Key Questions Answered

  • Patriots Playoff Positioning: New England sits at 8-2 with a five-game road winning streak, sweeping the NFC South and winning in Buffalo. They hold minus-240 odds to win the AFC East division and plus-220 odds to earn the AFC's top seed, ahead of Indianapolis at plus-240. The primary remaining concern is a thin running back room, with Rhamondre Stevenson's return potentially serving as the final piece needed for a January run.
  • Stafford MVP Metrics: Over his last six games, Matthew Stafford has posted nearly 1,700 passing yards, 20 touchdowns, and zero interceptions, including a career-first 500-yard game. Simmons argues MVP consideration must weigh consistency alongside raw stats, and Stafford's week-to-week reliability separates him from Drake May, who still produces roughly two errant throws per game. The Rams' Week 11 game at Seattle functions as a de facto MVP audition.
  • Buffalo Weapons Concern: With Amari Cooper sidelined and James Cook's health uncertain after leaving the Miami game, Josh Allen averaged 3.53 seconds per throw in Week 10, the longest of his career, reflecting a lack of open receivers. Buffalo's remaining schedule includes games at Houston, at Pittsburgh, and home against Philadelphia, requiring at least four wins from eight games to reach ten victories. Their over on 11.5 wins sits at plus-115.
  • NFC West Race Framework: Seattle holds seven legitimate wins against zero losses by Simmons's tracking method, while the Rams hold six legitimate wins against zero losses. Seattle ranks first in DVOA and has led by 28 points or more in each of their last two second quarters. The Rams are minus-420 NFC favorites, Seattle plus-490. The teams meet in Los Angeles in Week 11 with Seattle listed as a 2.5-point road underdog, functioning as a likely conference championship preview.

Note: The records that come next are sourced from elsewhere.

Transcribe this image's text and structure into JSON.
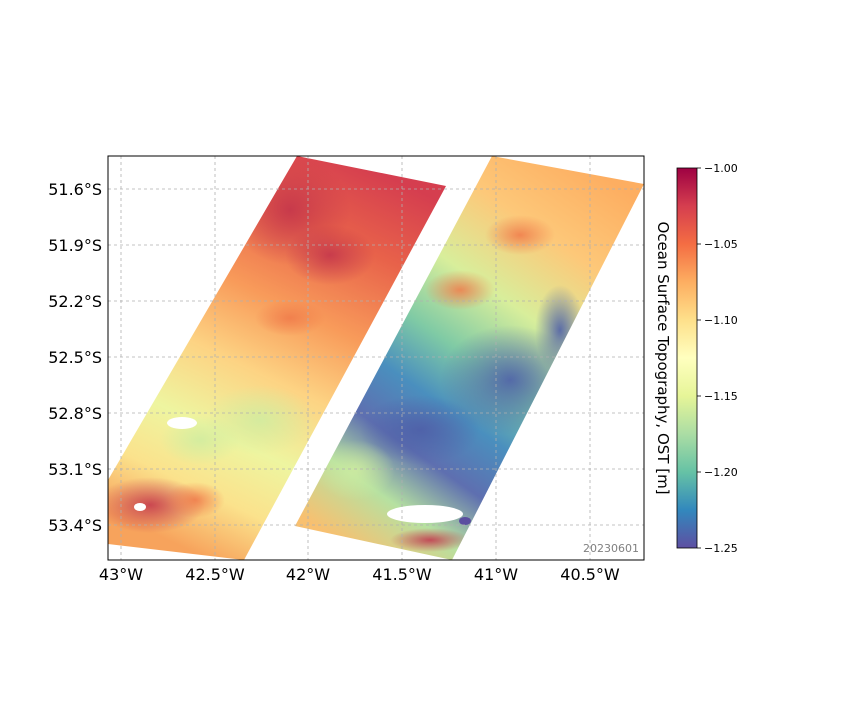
{
  "map": {
    "date_label": "20230601",
    "lat_labels": [
      "51.6°S",
      "51.9°S",
      "52.2°S",
      "52.5°S",
      "52.8°S",
      "53.1°S",
      "53.4°S"
    ],
    "lon_labels": [
      "43°W",
      "42.5°W",
      "42°W",
      "41.5°W",
      "41°W",
      "40.5°W"
    ],
    "gridlines": true
  },
  "colorbar": {
    "title": "Ocean Surface Topography, OST [m]",
    "tick_labels": [
      "−1.00",
      "−1.05",
      "−1.10",
      "−1.15",
      "−1.20",
      "−1.25"
    ],
    "vmin": -1.25,
    "vmax": -1.0,
    "colormap": "Spectral",
    "colors": [
      "#9e0142",
      "#d53e4f",
      "#f46d43",
      "#fdae61",
      "#fee08b",
      "#ffffbf",
      "#e6f598",
      "#abdda4",
      "#66c2a5",
      "#3288bd",
      "#5e4fa2"
    ]
  }
}
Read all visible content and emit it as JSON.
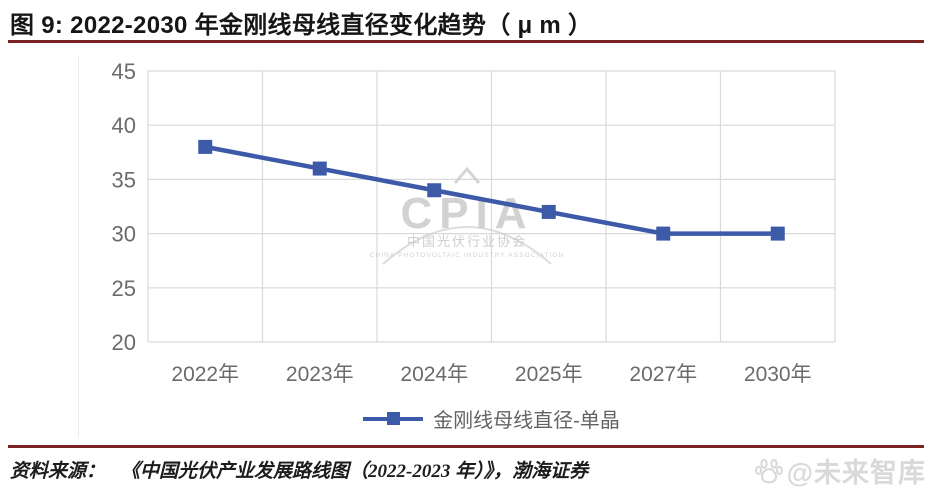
{
  "page": {
    "title": "图 9:  2022-2030 年金刚线母线直径变化趋势（ μ m ）",
    "accent_color": "#7b2322",
    "source_label": "资料来源：",
    "source_text": "《中国光伏产业发展路线图（2022-2023 年）》，渤海证券",
    "watermark_bottom_right": "@未来智库"
  },
  "chart_data": {
    "type": "line",
    "title": "2022-2030 年金刚线母线直径变化趋势（μm）",
    "categories": [
      "2022年",
      "2023年",
      "2024年",
      "2025年",
      "2027年",
      "2030年"
    ],
    "series": [
      {
        "name": "金刚线母线直径-单晶",
        "values": [
          38,
          36,
          34,
          32,
          30,
          30
        ],
        "color": "#3d5aa8",
        "marker": "square"
      }
    ],
    "xlabel": "",
    "ylabel": "",
    "ylim": [
      20,
      45
    ],
    "yticks": [
      20,
      25,
      30,
      35,
      40,
      45
    ],
    "grid": true,
    "grid_color": "#d9d9d9",
    "axis_label_color": "#6b6b6b",
    "legend_position": "bottom",
    "watermark": {
      "main": "CPIA",
      "cn": "中国光伏行业协会",
      "en": "CHINA PHOTOVOLTAIC INDUSTRY ASSOCIATION"
    }
  }
}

  • Jacksonville Collapse Pattern: The Jaguars led Houston 29-10 before surrendering the game in a loss covered by a Denzel Hunter forced fumble returned for a score. A local beat reporter covering the team ranked it the worst loss in his tenure, surpassing multiple prior collapses. Trevor Lawrence's fumble directly enabled the Texans to cover. Houston's defense, led by Derek Stingley, held Jacksonville to 213 total yards while generating the comeback entirely in the fourth quarter against Davis Mills.

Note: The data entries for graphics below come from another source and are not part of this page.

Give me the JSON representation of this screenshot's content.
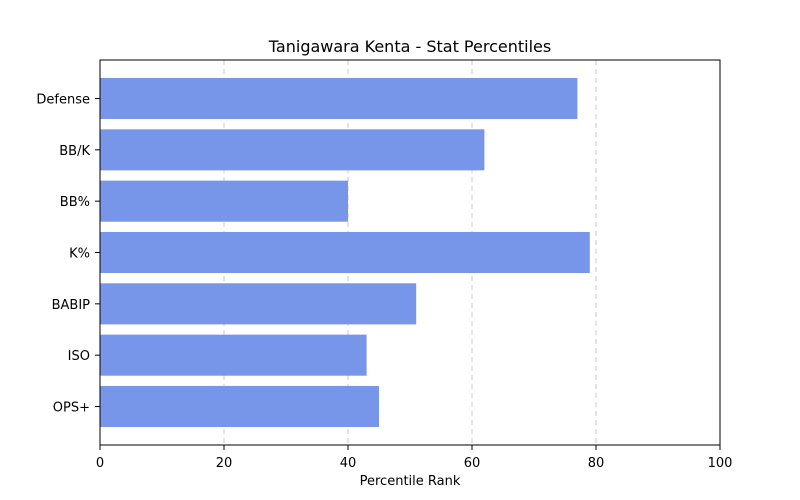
{
  "chart_data": {
    "type": "bar",
    "orientation": "horizontal",
    "title": "Tanigawara Kenta - Stat Percentiles",
    "xlabel": "Percentile Rank",
    "ylabel": "",
    "categories": [
      "OPS+",
      "ISO",
      "BABIP",
      "K%",
      "BB%",
      "BB/K",
      "Defense"
    ],
    "values": [
      45,
      43,
      51,
      79,
      40,
      62,
      77
    ],
    "xlim": [
      0,
      100
    ],
    "xticks": [
      "0",
      "20",
      "40",
      "60",
      "80",
      "100"
    ],
    "grid": "x-dashed",
    "bar_color": "#7796ea",
    "legend": "none"
  }
}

  • Denver Quarterback Reality Check: Bo Nix has been below standard for roughly 17 of 27 total hours of play across nine games by Simmons's estimate, with his Thursday night performance representing his most openly inaccurate game. His reliable play consists of stepping up in the pocket and delivering short passes of roughly eight yards, with deep ball accuracy remaining inconsistent. FanDuel offers plus-120 odds on Denver losing in the first round of the playoffs, which Simmons flags as actionable given Nix's road performance concerns.

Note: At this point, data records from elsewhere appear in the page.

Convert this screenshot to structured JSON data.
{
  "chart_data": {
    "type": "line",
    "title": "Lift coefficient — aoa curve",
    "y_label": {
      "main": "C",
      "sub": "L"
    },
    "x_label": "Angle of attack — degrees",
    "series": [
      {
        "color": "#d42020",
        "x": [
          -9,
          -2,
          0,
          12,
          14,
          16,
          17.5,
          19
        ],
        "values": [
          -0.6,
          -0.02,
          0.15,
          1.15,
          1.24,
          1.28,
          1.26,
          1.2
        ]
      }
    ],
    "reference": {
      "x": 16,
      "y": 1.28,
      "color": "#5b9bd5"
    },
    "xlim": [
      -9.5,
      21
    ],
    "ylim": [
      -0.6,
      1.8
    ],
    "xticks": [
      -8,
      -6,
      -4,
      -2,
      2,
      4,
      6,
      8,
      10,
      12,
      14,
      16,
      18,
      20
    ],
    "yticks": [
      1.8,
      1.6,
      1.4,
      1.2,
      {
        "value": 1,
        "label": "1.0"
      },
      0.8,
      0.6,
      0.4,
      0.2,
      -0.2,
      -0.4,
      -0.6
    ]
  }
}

  • Coaching Accountability Signals: Dan Campbell removing offensive coordinator John Morton mid-season and personally taking over play-calling in a blowout win against Washington carries a negative long-term signal despite the 44-point output. Simmons argues that coordinator changes in November indicate a flawed initial hire rather than a strength move, and that the Lions' offensive talent level, including Jameson Williams and Sam LaPorta, masks systemic play-calling inefficiencies that a single coordinator swap does not resolve heading into a Week 11 matchup against Philadelphia.

Notable Moment

Cousin Sal revealed that Josh Allen's average time to throw against Miami was 3.53 seconds, the longest of his career, with one outlier play skewing the number even higher. The stat crystallized a broader concern: when Buffalo's receivers cannot get open, Allen has nowhere to go, and no amount of individual brilliance compensates for that structural gap in January.